На обоях черным фломастером нарисована большая буква А в круге, а рядом с ней прикреплены разные значки — со свастикой, с такой же буквой А, с перевернутой пятиконечной звездой (тоже в круге), с тем же Летовым и еще куча других, которых Глеб не запомнил.
— Что это? — спросил он, показывая на А.
— Анархия, — ответил Ося. — Мы хотели сделать такую композицию, по принципу дополнительности, со свастикой. Типа 'все, что не анархия — то фашизм'. Никак не можем придумать, как изобразить.
— Послушай, — спросил Глеб, пытаясь вспомнить, где он раньше слышал эту фразу, — я все хотел спросить. Ты же еврей, а вот у тебя свастика, сам говоришь, фашизм… как это все сочетается?
— А что? — сказал Ося. — Нормально сочетается. Нужно просто подходить ко всему с точки зрения геополитики. Евразийские силы можно найти и внутри иудаизма, и внутри нацизма. Вот, скажем, Эвола. Его же нельзя путать с Геббельсом или даже с Хаусхоффером.
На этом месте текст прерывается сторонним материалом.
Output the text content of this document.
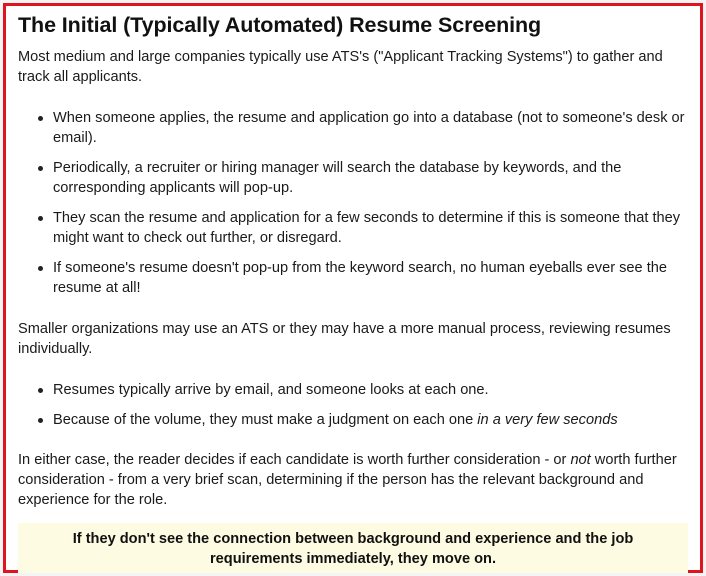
The Initial (Typically Automated) Resume Screening

Most medium and large companies typically use ATS's ("Applicant Tracking Systems") to gather and track all applicants.

When someone applies, the resume and application go into a database (not to someone's desk or email).
Periodically, a recruiter or hiring manager will search the database by keywords, and the corresponding applicants will pop-up.
They scan the resume and application for a few seconds to determine if this is someone that they might want to check out further, or disregard.
If someone's resume doesn't pop-up from the keyword search, no human eyeballs ever see the resume at all!

Smaller organizations may use an ATS or they may have a more manual process, reviewing resumes individually.

Resumes typically arrive by email, and someone looks at each one.
Because of the volume, they must make a judgment on each one in a very few seconds

In either case, the reader decides if each candidate is worth further consideration - or not worth further consideration - from a very brief scan, determining if the person has the relevant background and experience for the role.

If they don't see the connection between background and experience and the job requirements immediately, they move on.
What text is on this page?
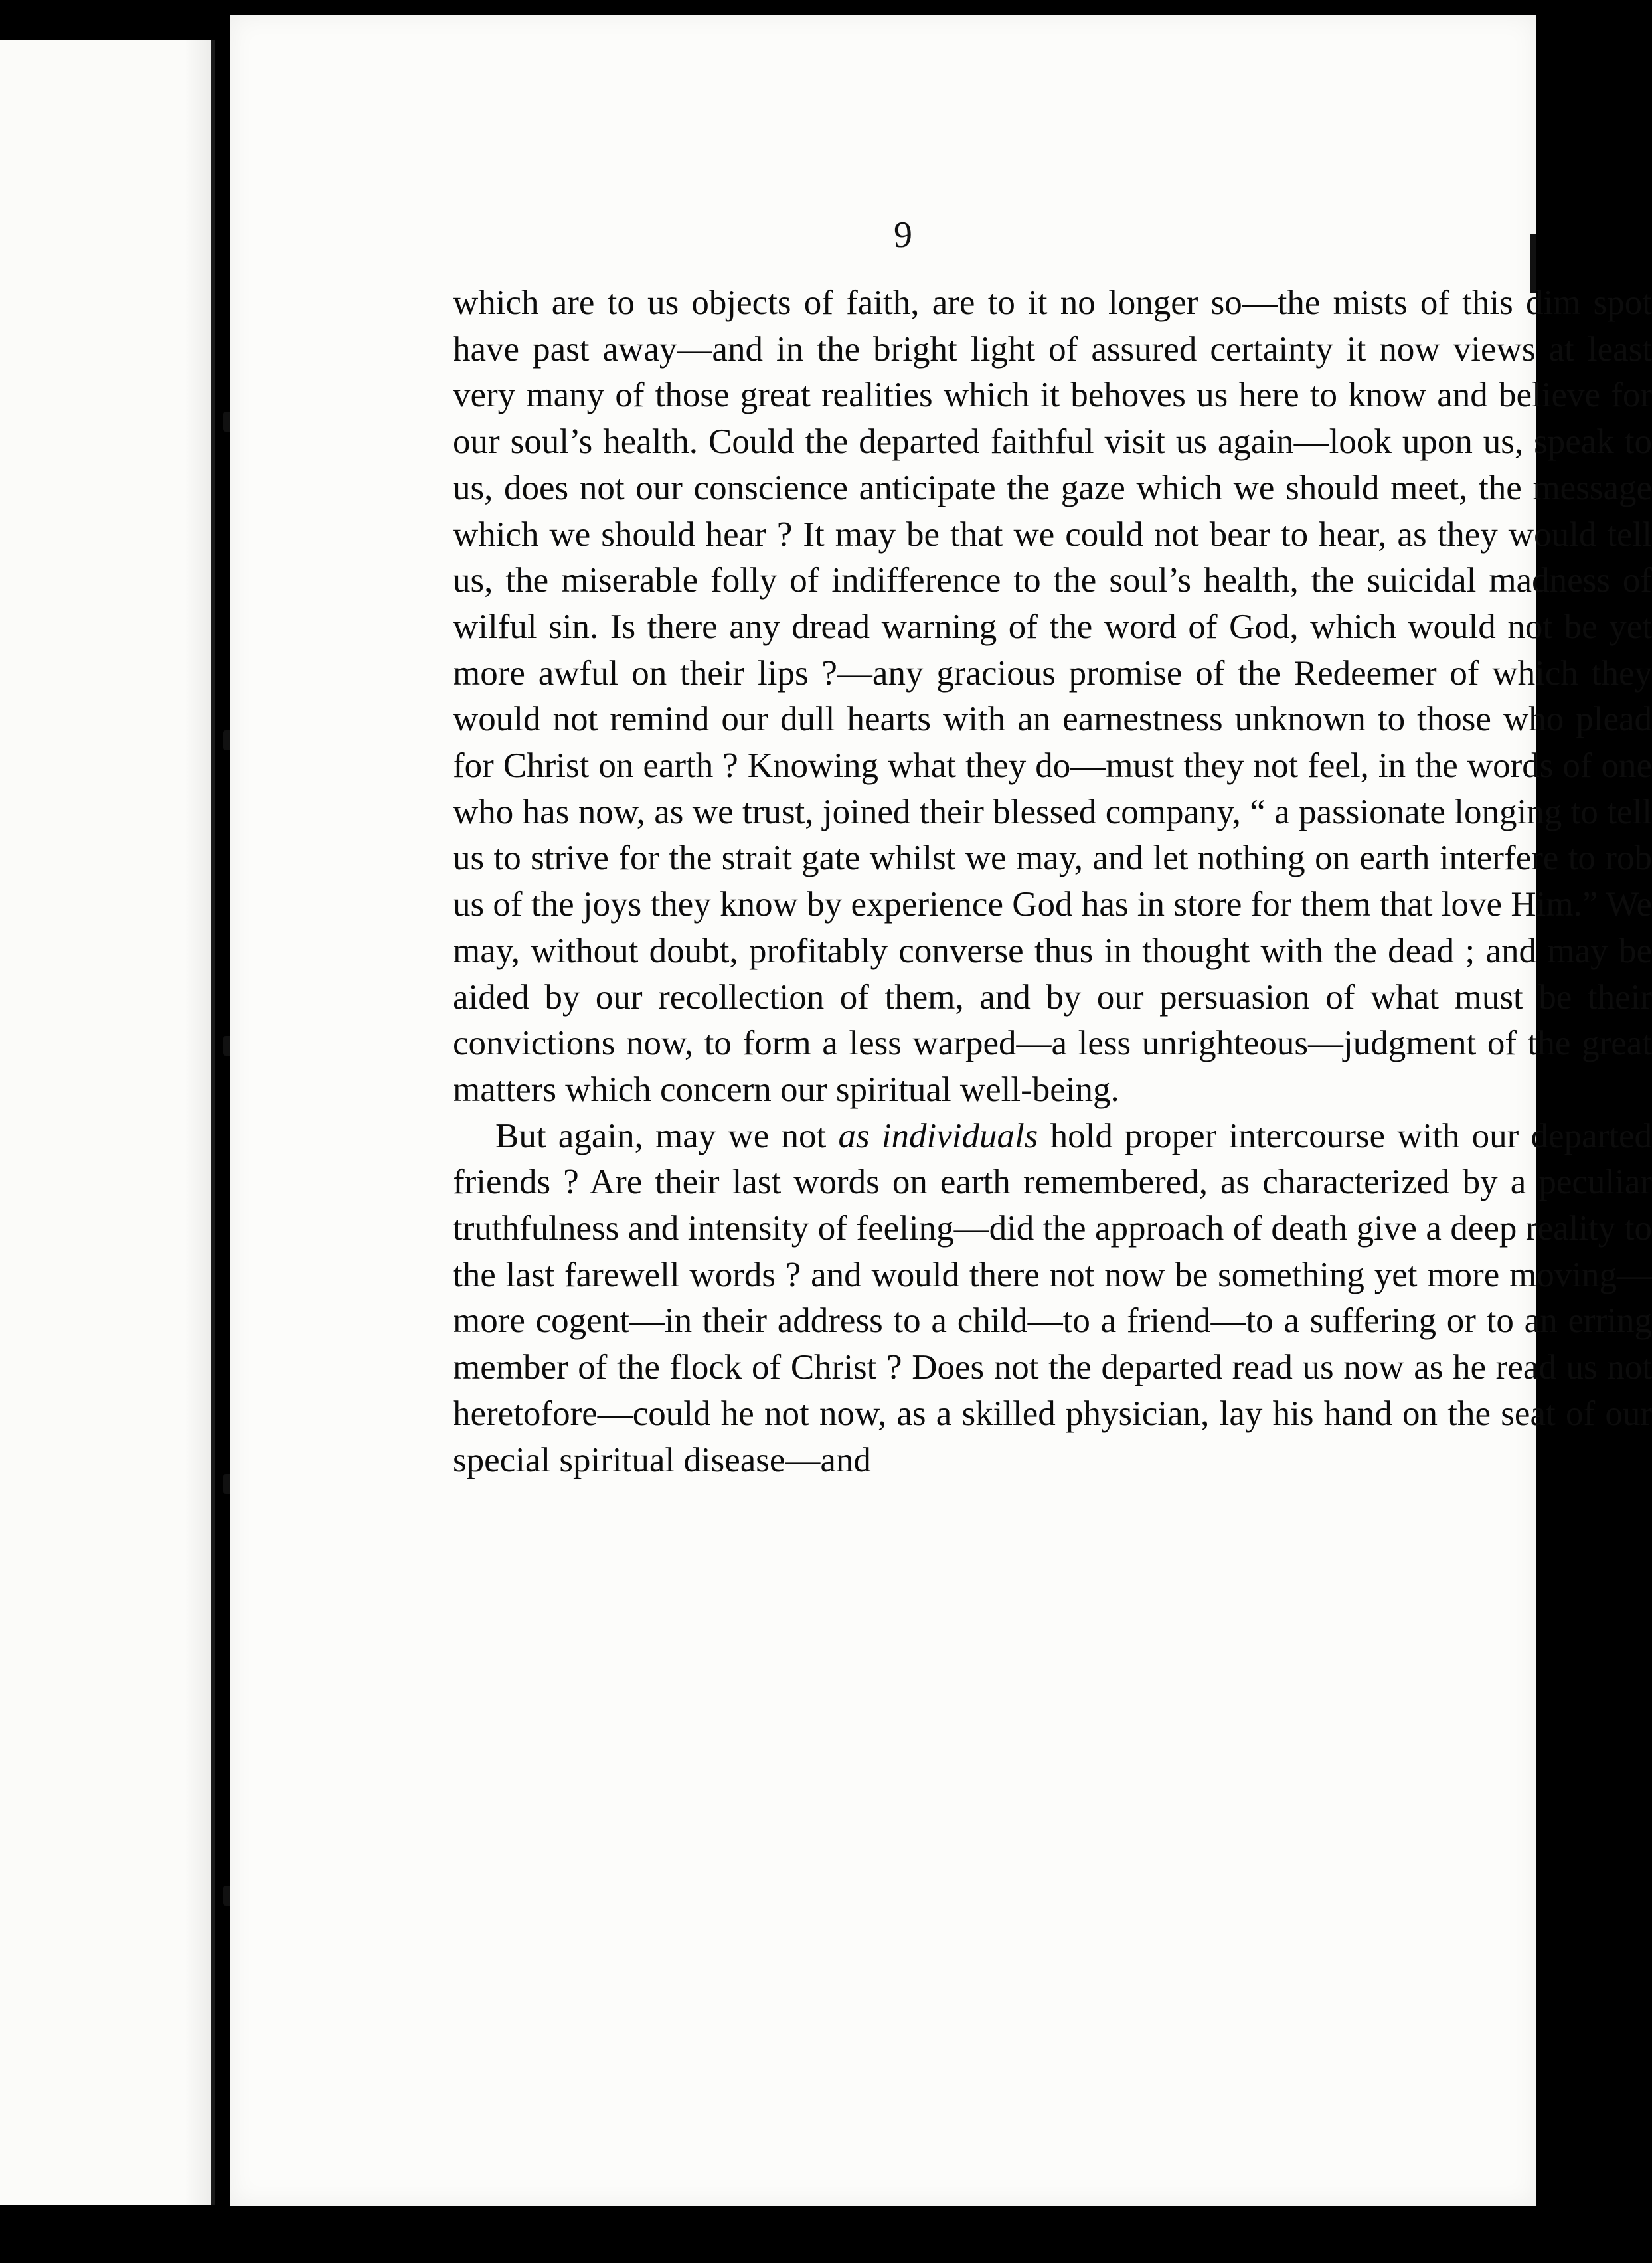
9

which are to us objects of faith, are to it no longer so—the mists of this dim spot have past away—and in the bright light of assured certainty it now views at least very many of those great realities which it behoves us here to know and believe for our soul’s health. Could the departed faithful visit us again—look upon us, speak to us, does not our conscience anticipate the gaze which we should meet, the message which we should hear ? It may be that we could not bear to hear, as they would tell us, the miserable folly of indifference to the soul’s health, the suicidal madness of wilful sin. Is there any dread warning of the word of God, which would not be yet more awful on their lips ?—any gracious promise of the Redeemer of which they would not remind our dull hearts with an earnestness unknown to those who plead for Christ on earth ? Knowing what they do—must they not feel, in the words of one who has now, as we trust, joined their blessed company, “ a passionate longing to tell us to strive for the strait gate whilst we may, and let nothing on earth interfere to rob us of the joys they know by experience God has in store for them that love Him.” We may, without doubt, profitably converse thus in thought with the dead ; and may be aided by our recollection of them, and by our persuasion of what must be their convictions now, to form a less warped—a less unrighteous—judgment of the great matters which concern our spiritual well-being.

But again, may we not as individuals hold proper intercourse with our departed friends ? Are their last words on earth remembered, as characterized by a peculiar truthfulness and intensity of feeling—did the approach of death give a deep reality to the last farewell words ? and would there not now be something yet more moving—more cogent—in their address to a child—to a friend—to a suffering or to an erring member of the flock of Christ ? Does not the departed read us now as he read us not heretofore—could he not now, as a skilled physician, lay his hand on the seat of our special spiritual disease—and
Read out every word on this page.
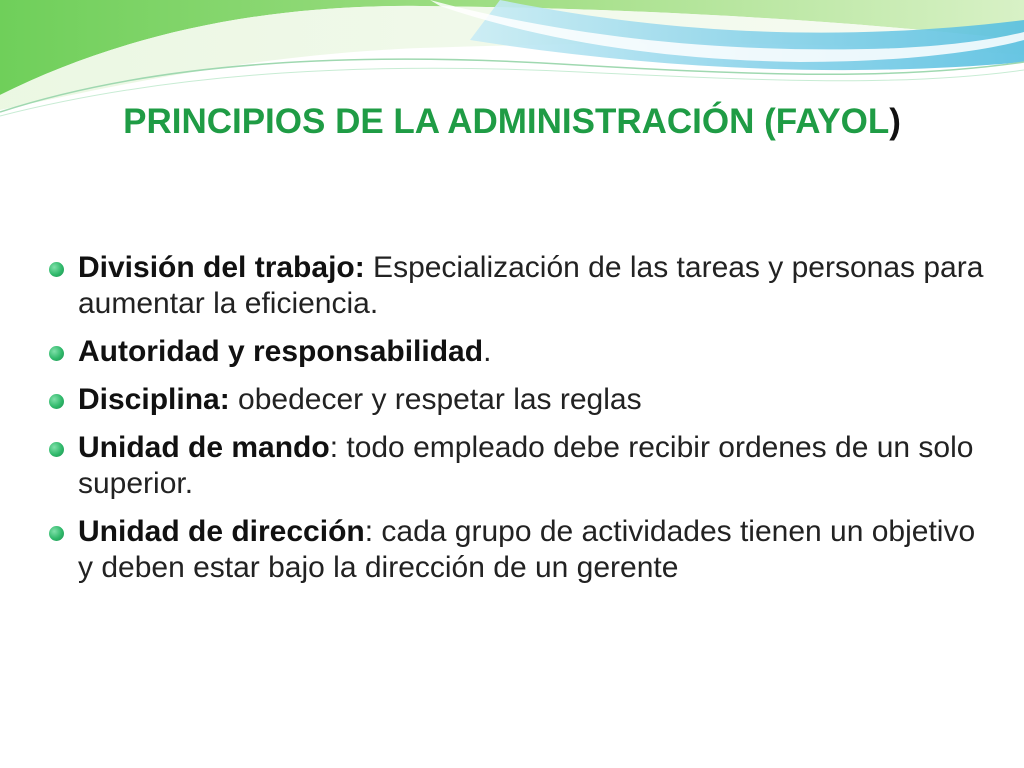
PRINCIPIOS DE LA ADMINISTRACIÓN (FAYOL)
División del trabajo: Especialización de las tareas y personas para aumentar la eficiencia.
Autoridad y responsabilidad.
Disciplina: obedecer y respetar las reglas
Unidad de mando: todo empleado debe recibir ordenes de un solo superior.
Unidad de dirección: cada grupo de actividades tienen un objetivo y deben estar bajo la dirección de un gerente
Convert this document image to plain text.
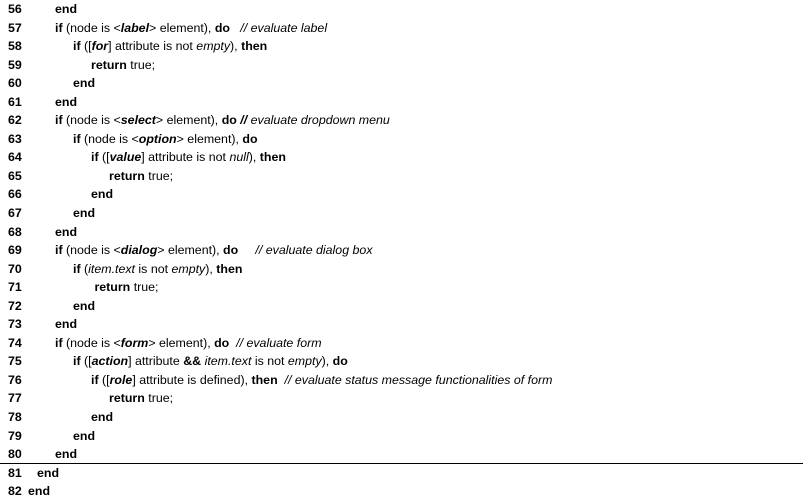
56	end
57	if (node is <label> element), do // evaluate label
58	if ([for] attribute is not empty), then
59	return true;
60	end
61	end
62	if (node is <select> element), do // evaluate dropdown menu
63	if (node is <option> element), do
64	if ([value] attribute is not null), then
65	return true;
66	end
67	end
68	end
69	if (node is <dialog> element), do // evaluate dialog box
70	if (item.text is not empty), then
71	return true;
72	end
73	end
74	if (node is <form> element), do // evaluate form
75	if ([action] attribute && item.text is not empty), do
76	if ([role] attribute is defined), then // evaluate status message functionalities of form
77	return true;
78	end
79	end
80	end
81 end
82 end
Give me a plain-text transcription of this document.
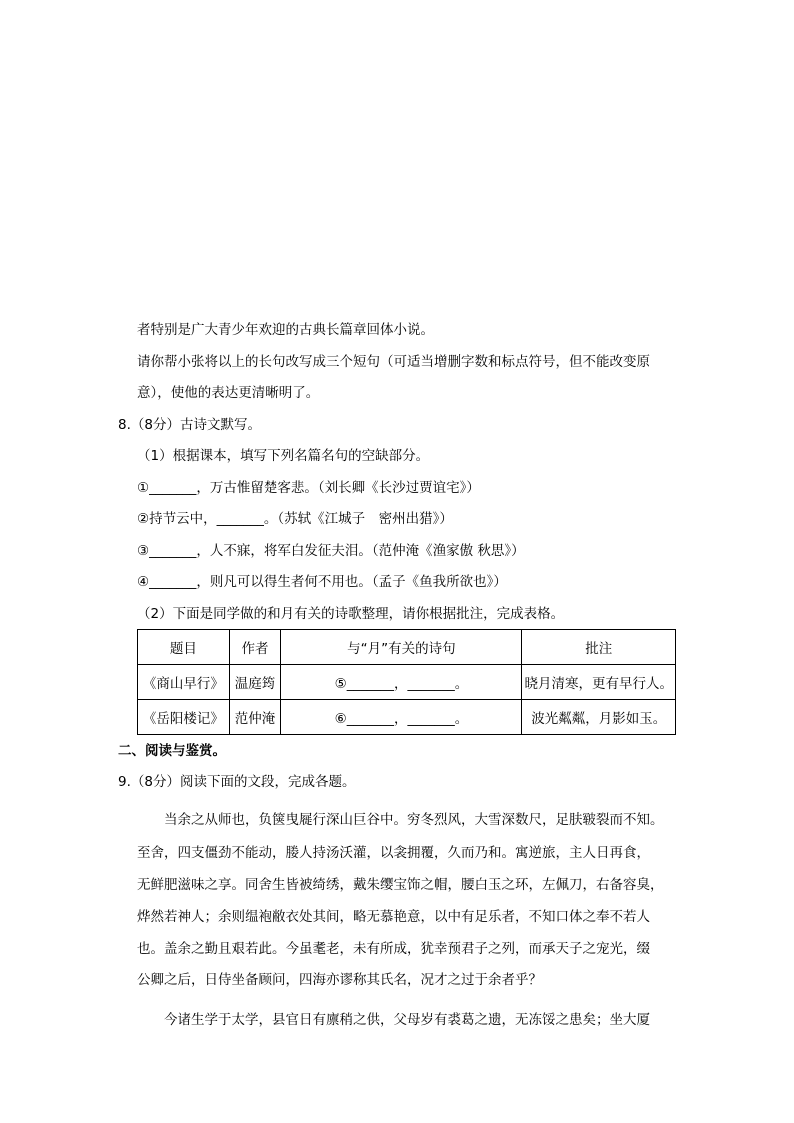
者特别是广大青少年欢迎的古典长篇章回体小说。
请你帮小张将以上的长句改写成三个短句（可适当增删字数和标点符号，但不能改变原
意），使他的表达更清晰明了。
8.（8分）古诗文默写。
（1）根据课本，填写下列名篇名句的空缺部分。
①_______，万古惟留楚客悲。（刘长卿《长沙过贾谊宅》）
②持节云中，_______。（苏轼《江城子　密州出猎》）
③_______，人不寐，将军白发征夫泪。（范仲淹《渔家傲 秋思》）
④_______，则凡可以得生者何不用也。（孟子《鱼我所欲也》）
（2）下面是同学做的和月有关的诗歌整理，请你根据批注，完成表格。
题目	作者	与“月”有关的诗句	批注
《商山早行》	温庭筠	⑤_______，_______。	晓月清寒，更有早行人。
《岳阳楼记》	范仲淹	⑥_______，_______。	波光粼粼，月影如玉。
二、阅读与鉴赏。
9.（8分）阅读下面的文段，完成各题。
当余之从师也，负箧曳屣行深山巨谷中。穷冬烈风，大雪深数尺，足肤皲裂而不知。
至舍，四支僵劲不能动，媵人持汤沃灌，以衾拥覆，久而乃和。寓逆旅，主人日再食，
无鲜肥滋味之享。同舍生皆被绮绣，戴朱缨宝饰之帽，腰白玉之环，左佩刀，右备容臭，
烨然若神人；余则缊袍敝衣处其间，略无慕艳意，以中有足乐者，不知口体之奉不若人
也。盖余之勤且艰若此。今虽耄老，未有所成，犹幸预君子之列，而承天子之宠光，缀
公卿之后，日侍坐备顾问，四海亦谬称其氏名，况才之过于余者乎？
今诸生学于太学，县官日有廪稍之供，父母岁有裘葛之遗，无冻馁之患矣；坐大厦
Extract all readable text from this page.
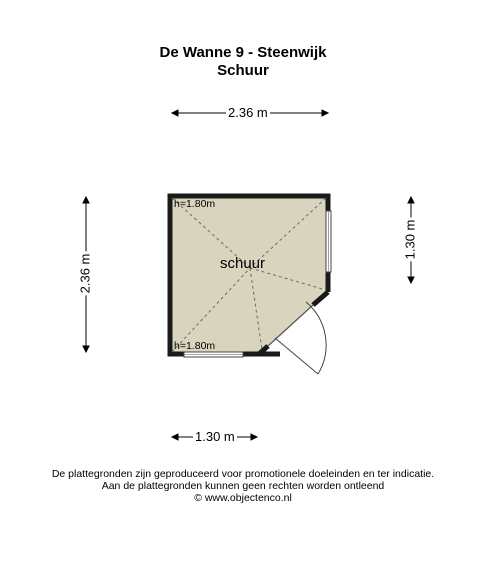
De Wanne 9 - Steenwijk
Schuur
2.36 m
2.36 m
1.30 m
1.30 m
h=1.80m
h=1.80m
schuur
De plattegronden zijn geproduceerd voor promotionele doeleinden en ter indicatie.
Aan de plattegronden kunnen geen rechten worden ontleend
© www.objectenco.nl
Глеб рефлекторно кивнул, как делал всегда, слыша больше двух незнакомых имен подряд. Правда, имя Хаусхоффер показалось ему смутно знакомым, но он не мог вспомнить, где и когда оно ему встречалось.
— Как бы мы не относились к нацизму, — продолжал Ося, почесывая взлохмаченную бороду, — тоталитаризм остается сильной альтернативой всеобщей либерализации. А мы должны поддерживать все, что ей препятствует: нацизм, сатанизм, педофилию, анархизм. Скинов, левых экстремистов, исламских фундаменталистов, неоконсерваторов — всех. Потому что иначе весь мир окажется одной сплошной Америкой.
— А чем плохо быть Америкой?
— Посмотри на него, — сказала Галя. — Похоже, он настоящий либерал.
— В каком смысле? — спросил Глеб.
— Ну, права человека, — сказал Ося, — Сергей Ковалев, Алла Гербер.
— Ну да, — смутился Глеб. — Права человека, да.
Пожалуй, последние пять лет он о правах человека не задумывался. Но когда-то — да, это было серьезно. Сейчас он удивился, что Ося знает имя одного из участников 'Хроники текущих событий' — а Глебу казалось, о диссидентах все забыли.
'Права человека' Галя произносила с той же интонацией, с какой приятель Луганского говорил «тусовщик». Даже сохраняя старый смысл, слова со временем меняли свой окрас, хорошее становилось плохим, а важное — не стоящим внимания.
— А разве либерализм — это плохо? — спросил Глеб.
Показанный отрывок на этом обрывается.